Disclosures. You as the seller are required by law to make certain disclosures about the safety and value of your property. The exact disclosures required differ from state to state, but here is a list of common ones:
- Termite damage
- Personal interest
- Subsurface sewage disposal system
- Radon gas
- Lead paint
- Potential annexation
- Adequate facilities taxes
Fixtures and Appliances. What, other than the shell of the house itself, is included in the purchase price? Are you leaving the washer and dryer? The refrigerator? What about all that hardware in the kitchen and bathroom? Whatever you are planning on taking or leaving, it all needs to be spelled out in the purchase contract.
Some other fixtures that are sometimes removed from the home are: doors, windows, window treatments, light fixtures, and heating and cooling equipment. If you’ve become attached to any of these items and want to take them with you, you must notify the buyer and put it in the purchase contract.
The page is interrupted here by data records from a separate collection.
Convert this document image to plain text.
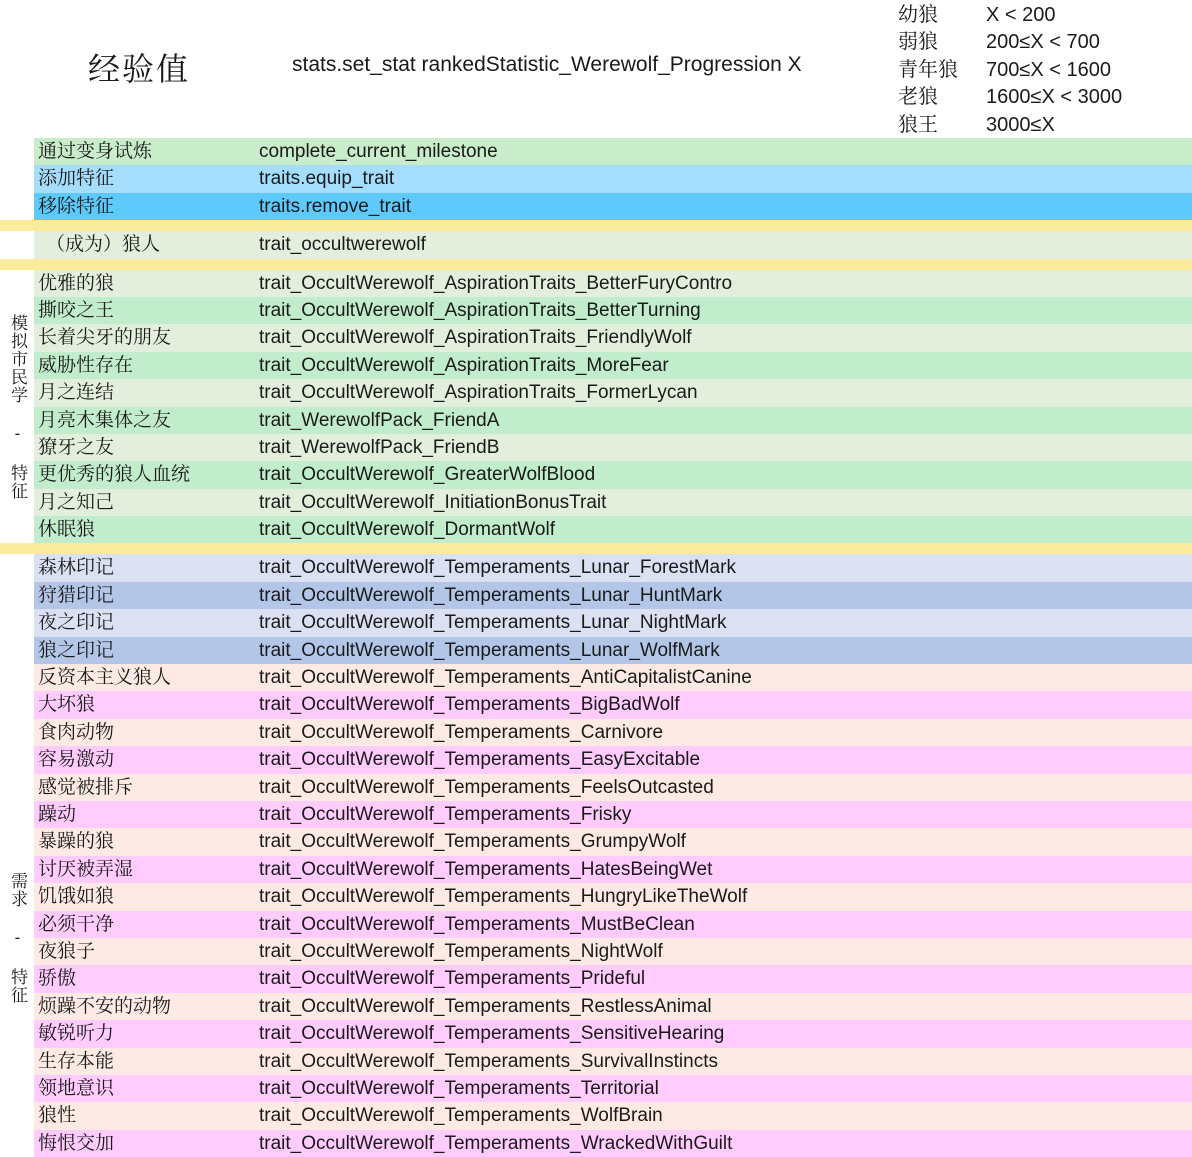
经验值	stats.set_stat rankedStatistic_Werewolf_Progression X
幼狼	X < 200
弱狼	200≤X < 700
青年狼 700≤X < 1600
老狼	1600≤X < 3000
狼王	3000≤X
通过变身试炼	complete_current_milestone
添加特征	traits.equip_trait
移除特征	traits.remove_trait
（成为）狼人	trait_occultwerewolf
优雅的狼	trait_OccultWerewolf_AspirationTraits_BetterFuryContro
撕咬之王	trait_OccultWerewolf_AspirationTraits_BetterTurning
长着尖牙的朋友	trait_OccultWerewolf_AspirationTraits_FriendlyWolf
威胁性存在	trait_OccultWerewolf_AspirationTraits_MoreFear
月之连结	trait_OccultWerewolf_AspirationTraits_FormerLycan
月亮木集体之友	trait_WerewolfPack_FriendA
獠牙之友	trait_WerewolfPack_FriendB
更优秀的狼人血统	trait_OccultWerewolf_GreaterWolfBlood
月之知己	trait_OccultWerewolf_InitiationBonusTrait
休眠狼	trait_OccultWerewolf_DormantWolf
模拟市民学 - 特征
森林印记	trait_OccultWerewolf_Temperaments_Lunar_ForestMark
狩猎印记	trait_OccultWerewolf_Temperaments_Lunar_HuntMark
夜之印记	trait_OccultWerewolf_Temperaments_Lunar_NightMark
狼之印记	trait_OccultWerewolf_Temperaments_Lunar_WolfMark
反资本主义狼人	trait_OccultWerewolf_Temperaments_AntiCapitalistCanine
大坏狼	trait_OccultWerewolf_Temperaments_BigBadWolf
食肉动物	trait_OccultWerewolf_Temperaments_Carnivore
容易激动	trait_OccultWerewolf_Temperaments_EasyExcitable
感觉被排斥	trait_OccultWerewolf_Temperaments_FeelsOutcasted
躁动	trait_OccultWerewolf_Temperaments_Frisky
暴躁的狼	trait_OccultWerewolf_Temperaments_GrumpyWolf
讨厌被弄湿	trait_OccultWerewolf_Temperaments_HatesBeingWet
饥饿如狼	trait_OccultWerewolf_Temperaments_HungryLikeTheWolf
必须干净	trait_OccultWerewolf_Temperaments_MustBeClean
夜狼子	trait_OccultWerewolf_Temperaments_NightWolf
骄傲	trait_OccultWerewolf_Temperaments_Prideful
烦躁不安的动物	trait_OccultWerewolf_Temperaments_RestlessAnimal
敏锐听力	trait_OccultWerewolf_Temperaments_SensitiveHearing
生存本能	trait_OccultWerewolf_Temperaments_SurvivalInstincts
领地意识	trait_OccultWerewolf_Temperaments_Territorial
狼性	trait_OccultWerewolf_Temperaments_WolfBrain
悔恨交加	trait_OccultWerewolf_Temperaments_WrackedWithGuilt
需求 - 特征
Real Estate Taxes and Special Assessments. This section will outline the prorated taxes, HOA fees, maintenance and other costs that are tied to the property. In most places, it’s customary for the seller to pay for these costs up to and including the sale date.
Delivery, Acceptance and Offer Expiration. How should the executed purchase agreement be delivered? You can choose either email, fax, or in person, but you must explicitly state your preference. Also, you must place an expiration date on the offer (this is to protect both parties from languishing in limbo while contingencies get sorted out). Typical time frames include 30, 45, and 60 days from the date of the initial offer.
Defaults. If either you or the buyer fails to satisfy any of the demands of the contract, how will those defaults be handled? In the event of a buyer default, it’s usually customary for the contract to be considered null and void and for the seller to keep the earnest money.
Can a seller back out after accepting an offer? If it’s the seller who fails to satisfy their responsibilities, then it’s usually customary for the contract to be considered null and void and for the seller to return the earnest money. However, in some cases, a default will trigger legal action, so it’s not a decision to be made lightly.